09/05/18 0 Comment
To ask Her Majesty’s Government what consideration they have given…
Bill’s second reading proposed by Lord Ahmed of Wimbledon on 1st November 2017
Lord Waverley’s response:
My Lords, I offer my support to government objectives at this stage of the Bill, because continuity of current arrangements is clearly an imperative. I have, however, listened carefully to the concerns of noble Lords, and I hope that the Government are on message. We have heard from the Minister that flexibility would allow Ministers to add differing components. That is helpful. He mentioned transport, trade and immigration. However, any mechanism to specifically place more emphasis on removing corruption from the world stage, alongside that on money laundering, would be propitious for inclusion in future sanctionable objectives. The noble Lord, Lord McNally, touched on that point twice in his remarks.
Defining corruption can be a nebulous challenge, but it often extends to poor governance. It is essential to exert pressure to improve governance where needed, particularly in relation to the recipients of UK aid funds.
The use of sanctions for economic or regime change purposes, or targeted sanctions on individuals for human rights abuses—a mechanism short of more drastic measures—is on the increase. Understanding how best to measure those sanctions against their intended purpose and ensure that the unintended do not suffer disproportionally, and when expedient how to allow leaders on the receiving end to save face, are all challenges. The need is sometimes to allow or provide an assured exit route for those facing international justice or a route back to a state of peace and reconciliation for conflicted peoples.

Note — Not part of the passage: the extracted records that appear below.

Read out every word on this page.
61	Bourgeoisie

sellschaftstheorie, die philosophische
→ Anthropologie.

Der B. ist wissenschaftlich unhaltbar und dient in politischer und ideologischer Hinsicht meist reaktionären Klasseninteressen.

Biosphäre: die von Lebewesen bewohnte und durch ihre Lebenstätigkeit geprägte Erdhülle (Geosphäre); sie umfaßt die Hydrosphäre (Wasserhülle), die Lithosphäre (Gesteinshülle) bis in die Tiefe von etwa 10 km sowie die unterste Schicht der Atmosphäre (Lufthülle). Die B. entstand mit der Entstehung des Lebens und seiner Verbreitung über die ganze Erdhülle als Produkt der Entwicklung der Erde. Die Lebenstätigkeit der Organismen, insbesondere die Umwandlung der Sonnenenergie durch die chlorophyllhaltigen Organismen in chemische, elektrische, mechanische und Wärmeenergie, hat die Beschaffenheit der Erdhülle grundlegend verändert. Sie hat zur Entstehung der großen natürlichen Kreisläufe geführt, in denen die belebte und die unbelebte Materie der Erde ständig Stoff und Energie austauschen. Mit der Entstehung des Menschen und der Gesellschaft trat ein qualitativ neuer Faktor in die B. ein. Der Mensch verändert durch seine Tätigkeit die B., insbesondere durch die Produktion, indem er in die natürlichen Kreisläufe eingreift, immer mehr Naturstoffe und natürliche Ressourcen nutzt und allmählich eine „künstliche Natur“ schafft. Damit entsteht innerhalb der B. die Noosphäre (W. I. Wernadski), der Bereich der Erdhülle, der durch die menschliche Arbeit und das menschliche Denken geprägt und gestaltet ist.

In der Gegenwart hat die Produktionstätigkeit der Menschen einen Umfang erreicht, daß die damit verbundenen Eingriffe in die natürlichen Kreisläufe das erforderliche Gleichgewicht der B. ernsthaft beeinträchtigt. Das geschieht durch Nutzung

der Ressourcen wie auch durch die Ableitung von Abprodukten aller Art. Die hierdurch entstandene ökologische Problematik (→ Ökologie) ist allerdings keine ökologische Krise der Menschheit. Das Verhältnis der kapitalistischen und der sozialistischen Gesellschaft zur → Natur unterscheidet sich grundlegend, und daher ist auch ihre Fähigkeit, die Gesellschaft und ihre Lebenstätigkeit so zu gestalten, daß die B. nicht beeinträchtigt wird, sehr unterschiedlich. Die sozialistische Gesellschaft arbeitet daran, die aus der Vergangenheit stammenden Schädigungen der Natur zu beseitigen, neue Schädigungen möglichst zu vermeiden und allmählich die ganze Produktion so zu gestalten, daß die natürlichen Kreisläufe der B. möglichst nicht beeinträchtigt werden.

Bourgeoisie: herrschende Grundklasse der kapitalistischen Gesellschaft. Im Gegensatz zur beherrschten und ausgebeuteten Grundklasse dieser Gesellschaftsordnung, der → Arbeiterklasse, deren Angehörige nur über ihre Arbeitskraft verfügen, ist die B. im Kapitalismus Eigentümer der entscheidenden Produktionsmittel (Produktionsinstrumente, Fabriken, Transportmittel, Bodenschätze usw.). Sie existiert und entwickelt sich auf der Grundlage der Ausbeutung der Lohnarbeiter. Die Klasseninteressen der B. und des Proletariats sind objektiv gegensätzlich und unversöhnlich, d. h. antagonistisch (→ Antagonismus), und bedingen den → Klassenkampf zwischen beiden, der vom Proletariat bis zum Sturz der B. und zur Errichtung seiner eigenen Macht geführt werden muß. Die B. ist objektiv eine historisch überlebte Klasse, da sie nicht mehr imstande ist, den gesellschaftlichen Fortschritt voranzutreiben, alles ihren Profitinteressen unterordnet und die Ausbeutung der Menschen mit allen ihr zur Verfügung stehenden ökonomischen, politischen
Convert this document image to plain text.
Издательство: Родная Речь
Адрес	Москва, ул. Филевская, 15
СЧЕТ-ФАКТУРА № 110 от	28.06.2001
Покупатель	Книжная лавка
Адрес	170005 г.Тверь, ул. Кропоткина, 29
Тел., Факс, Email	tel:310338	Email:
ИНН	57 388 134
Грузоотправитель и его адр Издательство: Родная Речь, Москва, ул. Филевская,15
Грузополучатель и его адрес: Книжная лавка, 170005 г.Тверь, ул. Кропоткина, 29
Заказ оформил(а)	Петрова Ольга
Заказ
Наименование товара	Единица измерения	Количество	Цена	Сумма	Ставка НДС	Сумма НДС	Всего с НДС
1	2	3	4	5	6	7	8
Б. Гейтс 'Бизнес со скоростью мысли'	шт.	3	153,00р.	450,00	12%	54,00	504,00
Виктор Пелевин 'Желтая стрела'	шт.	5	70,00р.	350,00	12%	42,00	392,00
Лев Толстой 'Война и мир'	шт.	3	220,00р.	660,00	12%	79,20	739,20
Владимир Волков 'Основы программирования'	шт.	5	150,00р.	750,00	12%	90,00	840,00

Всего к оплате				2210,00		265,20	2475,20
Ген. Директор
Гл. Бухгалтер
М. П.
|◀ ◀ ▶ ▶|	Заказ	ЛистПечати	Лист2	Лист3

I would welcome a global review of sanction processes at a convenient time in the future. Knowing when and how to instigate sanctions as a tool of policy does not require multilateral-level consideration by a body such as the United Nations. More effectively, it should be introduced by smaller and more coherent regional or economic groupings, such as the G7 and European Union members. Regional fora to discuss and implement sanctions have the benefit of speedier action without as much compromise on principles compared with the UN. Many crises require more timely responses while UN bodies conduct their reviews and investigations. On another note, regional groupings carry more weight in terms of “who is in the right”, as typically those in regional groupings are neighbours. For example, African Union sanctions on African states could carry more moral weight, as it is not seen as a group of western nations punishing a poor African state. I took note of this general theme when listening to the vehement remarks made recently in your Lordships’ House by his excellency the President of Namibia.
The underpinning of sanctions as a transatlantic set of initiatives is fundamental. This might serve also as a brake on occasional future excesses by the United States.

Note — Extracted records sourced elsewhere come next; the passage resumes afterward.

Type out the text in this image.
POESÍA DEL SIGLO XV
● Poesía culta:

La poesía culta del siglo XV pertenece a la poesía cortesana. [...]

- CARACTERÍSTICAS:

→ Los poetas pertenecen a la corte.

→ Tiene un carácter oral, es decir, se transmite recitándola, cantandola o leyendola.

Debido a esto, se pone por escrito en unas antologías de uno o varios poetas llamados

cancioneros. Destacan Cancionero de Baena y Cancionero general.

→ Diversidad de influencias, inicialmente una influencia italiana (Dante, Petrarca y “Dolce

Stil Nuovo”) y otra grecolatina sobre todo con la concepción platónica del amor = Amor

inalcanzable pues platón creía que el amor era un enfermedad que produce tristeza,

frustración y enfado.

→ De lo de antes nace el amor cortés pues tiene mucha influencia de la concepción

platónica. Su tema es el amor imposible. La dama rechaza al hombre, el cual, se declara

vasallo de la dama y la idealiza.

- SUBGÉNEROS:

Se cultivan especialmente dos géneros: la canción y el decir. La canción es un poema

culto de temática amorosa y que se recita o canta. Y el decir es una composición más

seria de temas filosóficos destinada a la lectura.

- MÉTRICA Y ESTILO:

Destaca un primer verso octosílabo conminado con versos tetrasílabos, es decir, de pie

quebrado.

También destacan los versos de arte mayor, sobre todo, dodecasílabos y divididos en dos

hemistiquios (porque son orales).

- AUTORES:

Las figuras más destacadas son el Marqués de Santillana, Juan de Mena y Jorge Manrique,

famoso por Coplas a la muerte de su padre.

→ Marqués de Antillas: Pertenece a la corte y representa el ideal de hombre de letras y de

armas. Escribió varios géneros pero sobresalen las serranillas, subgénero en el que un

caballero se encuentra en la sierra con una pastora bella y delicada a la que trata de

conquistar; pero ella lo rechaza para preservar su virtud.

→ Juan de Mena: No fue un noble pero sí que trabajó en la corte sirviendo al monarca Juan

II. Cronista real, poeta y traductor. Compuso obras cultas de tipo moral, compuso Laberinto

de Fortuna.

We must all be in step. If in step, what should be done about the effects of extraterritorial components unilaterally instigated by others—for example, the US Helms-Burton legislation, a United States federal law which strengthens the United States embargo against Cuba? Whether it be Cuba or elsewhere, it is often western banks and companies—notwithstanding the desperate tale outlined by the noble Lord, Lord Hain, who is not in his place—which, against their individual corporate interests and without consultation, shoulder the burden.
However, the overall balance must be got right. We are headed possibly towards a differing geopolitical and geo-economic world. Care needs to be exercised for sanctions not to become a “them and us” circumstance. Some suggest possible future axes of those to the East standing between themselves and the ideals of the West are in the making.
While a clear set of objectives exist we should be mindful of states not being boxed into a corner or blind alley with little or no exit strategy. Any possible reciprocal sanctions programmes might have dramatic and untoward long-term adverse repercussions. If sanctions become a wedge between differing ideals, certain eastern economic powers might decide they are more in kilter with those in the East than the West. Presumed groupings and informal alliances are much more variable than we might think. So, sanctions achieving their end, and not beyond, are crucial.
I was struck recently by a comment from a UK Foreign Minister that encapsulates one aspect of the challenges. He noted that we live,
“not in a world where isolation works”.